Saviez-vous que Glen Powell s’est préparé des semaines avant le tournage sous la supervision de Nikki Berwick, coordinatrice de cascades ? Son programme, axé sur la résistance et la coordination plutôt que sur la musculation, visait à développer endurance et mobilité. L’idée d’Edgar Wright était claire : faire de Ben Richards un homme ordinaire confronté à l’extraordinaire, non un héros d’action invincible. L’acteur jouant le running man a appris à réagir avec instinct, comme un fugitif luttant pour sa survie, afin que chaque geste paraisse crédible et non chorégraphié.

Le tournage, étalé sur 94 jours entre le Royaume-Uni et la Bulgarie, a mis les équipes à rude épreuve. Plus de soixante-dix décors réels ont été utilisés, parfois dans des conditions extrêmes : chaleur, poussière, et hauteurs vertigineuses. Refusant les fonds verts, le réalisateur a privilégié les effets pratiques. L’une des scènes les plus impressionnantes, tournée à Sofia, montre Ben sautant d’un pont en feu. L’acteur principal a insisté pour exécuter lui-même cette cascade, sous le regard vigilant du réalisateur, renforçant la tension et l’authenticité à l’écran.

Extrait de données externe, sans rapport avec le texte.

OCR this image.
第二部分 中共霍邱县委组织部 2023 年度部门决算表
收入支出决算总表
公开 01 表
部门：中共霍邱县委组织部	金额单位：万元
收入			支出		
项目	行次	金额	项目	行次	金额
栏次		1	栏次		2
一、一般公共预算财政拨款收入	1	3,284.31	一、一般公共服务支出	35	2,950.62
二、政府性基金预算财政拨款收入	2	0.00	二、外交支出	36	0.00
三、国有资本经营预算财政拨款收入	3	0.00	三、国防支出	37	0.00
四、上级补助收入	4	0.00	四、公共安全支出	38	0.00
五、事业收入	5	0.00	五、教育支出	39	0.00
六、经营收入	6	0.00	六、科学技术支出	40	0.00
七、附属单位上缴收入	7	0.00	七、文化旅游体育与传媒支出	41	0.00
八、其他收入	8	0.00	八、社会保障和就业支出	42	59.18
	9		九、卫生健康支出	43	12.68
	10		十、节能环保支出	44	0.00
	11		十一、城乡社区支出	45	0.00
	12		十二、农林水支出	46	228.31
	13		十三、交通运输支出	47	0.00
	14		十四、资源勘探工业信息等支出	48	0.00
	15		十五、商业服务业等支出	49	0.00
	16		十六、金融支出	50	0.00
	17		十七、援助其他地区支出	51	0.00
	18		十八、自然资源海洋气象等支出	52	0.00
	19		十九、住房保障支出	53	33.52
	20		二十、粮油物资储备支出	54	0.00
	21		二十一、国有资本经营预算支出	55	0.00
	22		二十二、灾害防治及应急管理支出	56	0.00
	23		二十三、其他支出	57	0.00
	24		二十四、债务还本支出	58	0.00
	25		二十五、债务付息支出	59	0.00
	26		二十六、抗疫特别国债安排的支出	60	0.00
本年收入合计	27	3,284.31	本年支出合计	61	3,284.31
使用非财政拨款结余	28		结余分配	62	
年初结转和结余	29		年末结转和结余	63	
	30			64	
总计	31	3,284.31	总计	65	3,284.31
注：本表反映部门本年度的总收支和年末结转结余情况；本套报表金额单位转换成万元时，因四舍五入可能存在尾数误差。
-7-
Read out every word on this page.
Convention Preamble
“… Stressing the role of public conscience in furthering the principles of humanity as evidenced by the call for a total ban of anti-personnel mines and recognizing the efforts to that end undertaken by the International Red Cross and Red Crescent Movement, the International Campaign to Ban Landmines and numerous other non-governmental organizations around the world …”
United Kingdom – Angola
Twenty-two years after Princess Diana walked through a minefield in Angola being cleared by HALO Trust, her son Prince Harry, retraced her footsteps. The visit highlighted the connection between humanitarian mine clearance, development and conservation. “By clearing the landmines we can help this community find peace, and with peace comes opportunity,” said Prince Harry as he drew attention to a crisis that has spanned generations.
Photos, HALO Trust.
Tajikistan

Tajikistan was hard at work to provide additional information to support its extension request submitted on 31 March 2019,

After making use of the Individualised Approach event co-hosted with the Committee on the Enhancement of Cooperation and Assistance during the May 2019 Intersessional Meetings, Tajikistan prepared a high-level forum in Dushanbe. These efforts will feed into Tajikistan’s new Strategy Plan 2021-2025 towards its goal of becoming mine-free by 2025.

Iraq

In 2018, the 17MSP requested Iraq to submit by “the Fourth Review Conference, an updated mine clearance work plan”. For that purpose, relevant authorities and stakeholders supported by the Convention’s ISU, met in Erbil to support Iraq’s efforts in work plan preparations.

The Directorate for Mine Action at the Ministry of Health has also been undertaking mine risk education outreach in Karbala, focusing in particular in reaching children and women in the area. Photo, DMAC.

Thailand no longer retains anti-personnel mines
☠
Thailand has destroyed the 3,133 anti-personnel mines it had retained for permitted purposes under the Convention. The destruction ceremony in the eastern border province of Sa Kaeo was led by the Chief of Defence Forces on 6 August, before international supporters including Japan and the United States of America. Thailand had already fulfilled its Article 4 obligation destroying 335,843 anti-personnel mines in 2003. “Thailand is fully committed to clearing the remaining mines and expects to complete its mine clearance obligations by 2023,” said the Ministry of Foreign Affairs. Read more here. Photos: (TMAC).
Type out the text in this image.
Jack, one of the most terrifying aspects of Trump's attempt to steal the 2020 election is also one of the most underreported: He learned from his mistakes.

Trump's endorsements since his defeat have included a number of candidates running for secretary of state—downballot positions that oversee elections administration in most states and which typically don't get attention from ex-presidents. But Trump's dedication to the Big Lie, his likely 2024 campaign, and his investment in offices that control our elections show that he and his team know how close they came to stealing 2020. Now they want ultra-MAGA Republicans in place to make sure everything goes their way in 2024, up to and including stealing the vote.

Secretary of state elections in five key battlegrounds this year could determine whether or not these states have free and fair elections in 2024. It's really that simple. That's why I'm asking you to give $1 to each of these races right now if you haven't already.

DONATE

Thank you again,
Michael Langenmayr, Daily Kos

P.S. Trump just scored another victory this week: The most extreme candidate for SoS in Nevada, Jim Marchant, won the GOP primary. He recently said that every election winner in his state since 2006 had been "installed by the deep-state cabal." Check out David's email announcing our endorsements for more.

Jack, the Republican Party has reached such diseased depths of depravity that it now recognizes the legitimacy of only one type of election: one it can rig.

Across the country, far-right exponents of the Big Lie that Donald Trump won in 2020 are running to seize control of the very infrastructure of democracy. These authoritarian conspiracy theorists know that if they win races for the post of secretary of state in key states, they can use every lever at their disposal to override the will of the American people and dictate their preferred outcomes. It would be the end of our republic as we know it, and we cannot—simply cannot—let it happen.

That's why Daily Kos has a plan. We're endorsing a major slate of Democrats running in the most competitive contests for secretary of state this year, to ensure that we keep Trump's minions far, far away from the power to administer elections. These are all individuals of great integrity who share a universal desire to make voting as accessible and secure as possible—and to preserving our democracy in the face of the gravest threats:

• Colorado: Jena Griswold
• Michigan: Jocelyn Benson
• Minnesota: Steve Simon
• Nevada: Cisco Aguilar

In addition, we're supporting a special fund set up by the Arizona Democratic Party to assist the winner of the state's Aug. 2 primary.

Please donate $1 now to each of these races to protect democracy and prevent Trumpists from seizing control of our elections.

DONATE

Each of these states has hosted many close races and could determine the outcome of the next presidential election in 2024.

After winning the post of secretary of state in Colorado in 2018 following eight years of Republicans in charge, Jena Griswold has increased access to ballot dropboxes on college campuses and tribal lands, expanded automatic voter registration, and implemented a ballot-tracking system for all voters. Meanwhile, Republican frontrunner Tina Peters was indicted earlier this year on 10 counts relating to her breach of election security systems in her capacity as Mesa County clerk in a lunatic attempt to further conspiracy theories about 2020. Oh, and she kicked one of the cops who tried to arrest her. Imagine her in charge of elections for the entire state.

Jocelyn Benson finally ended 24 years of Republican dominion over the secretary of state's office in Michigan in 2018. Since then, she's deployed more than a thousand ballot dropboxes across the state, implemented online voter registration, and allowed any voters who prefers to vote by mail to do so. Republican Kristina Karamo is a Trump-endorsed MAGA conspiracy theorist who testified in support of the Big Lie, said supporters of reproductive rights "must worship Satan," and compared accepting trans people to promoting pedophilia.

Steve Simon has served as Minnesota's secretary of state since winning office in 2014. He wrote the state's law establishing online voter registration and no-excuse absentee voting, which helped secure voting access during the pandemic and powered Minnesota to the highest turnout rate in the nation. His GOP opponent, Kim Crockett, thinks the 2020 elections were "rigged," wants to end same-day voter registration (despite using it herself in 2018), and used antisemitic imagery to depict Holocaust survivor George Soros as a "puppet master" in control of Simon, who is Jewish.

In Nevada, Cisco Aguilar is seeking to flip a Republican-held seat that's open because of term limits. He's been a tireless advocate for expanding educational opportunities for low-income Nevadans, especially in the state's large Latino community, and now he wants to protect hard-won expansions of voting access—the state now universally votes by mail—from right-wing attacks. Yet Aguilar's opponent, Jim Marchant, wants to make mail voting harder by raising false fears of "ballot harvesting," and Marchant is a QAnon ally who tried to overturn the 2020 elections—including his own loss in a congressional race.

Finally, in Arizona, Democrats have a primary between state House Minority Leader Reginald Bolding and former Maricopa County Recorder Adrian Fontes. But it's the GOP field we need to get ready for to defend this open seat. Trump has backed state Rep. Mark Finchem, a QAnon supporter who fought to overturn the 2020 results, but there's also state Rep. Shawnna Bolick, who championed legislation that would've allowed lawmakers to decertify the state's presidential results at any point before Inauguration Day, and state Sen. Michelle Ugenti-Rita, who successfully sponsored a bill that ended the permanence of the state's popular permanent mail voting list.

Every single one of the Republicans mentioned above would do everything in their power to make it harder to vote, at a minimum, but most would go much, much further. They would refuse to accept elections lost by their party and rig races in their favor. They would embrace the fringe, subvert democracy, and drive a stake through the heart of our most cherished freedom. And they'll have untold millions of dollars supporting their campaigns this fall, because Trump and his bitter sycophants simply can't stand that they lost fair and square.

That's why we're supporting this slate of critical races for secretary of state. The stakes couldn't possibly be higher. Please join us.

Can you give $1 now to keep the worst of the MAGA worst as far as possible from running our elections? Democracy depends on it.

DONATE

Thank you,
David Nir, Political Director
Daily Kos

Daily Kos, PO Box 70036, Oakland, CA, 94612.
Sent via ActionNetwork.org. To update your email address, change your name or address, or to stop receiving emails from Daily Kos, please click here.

Les cascades occupent une place essentielle dans le film. Conçues par Edgar Wright et Nikki Berwick, elles traduisent la douleur, la peur et la résistance physique d’un homme dépassé par la violence du monde. Chaque course, chaque chute, chaque impact contribue à la narration. Le cinéaste a limité au strict minimum les effets numériques pour que le public ressente la fatigue et la sueur du héros. Ce réalisme brut transforme Running Man en une véritable épreuve sensorielle, où le corps de Glen devient le vecteur principal de l’émotion et l’incarnation de la lutte pour la survie.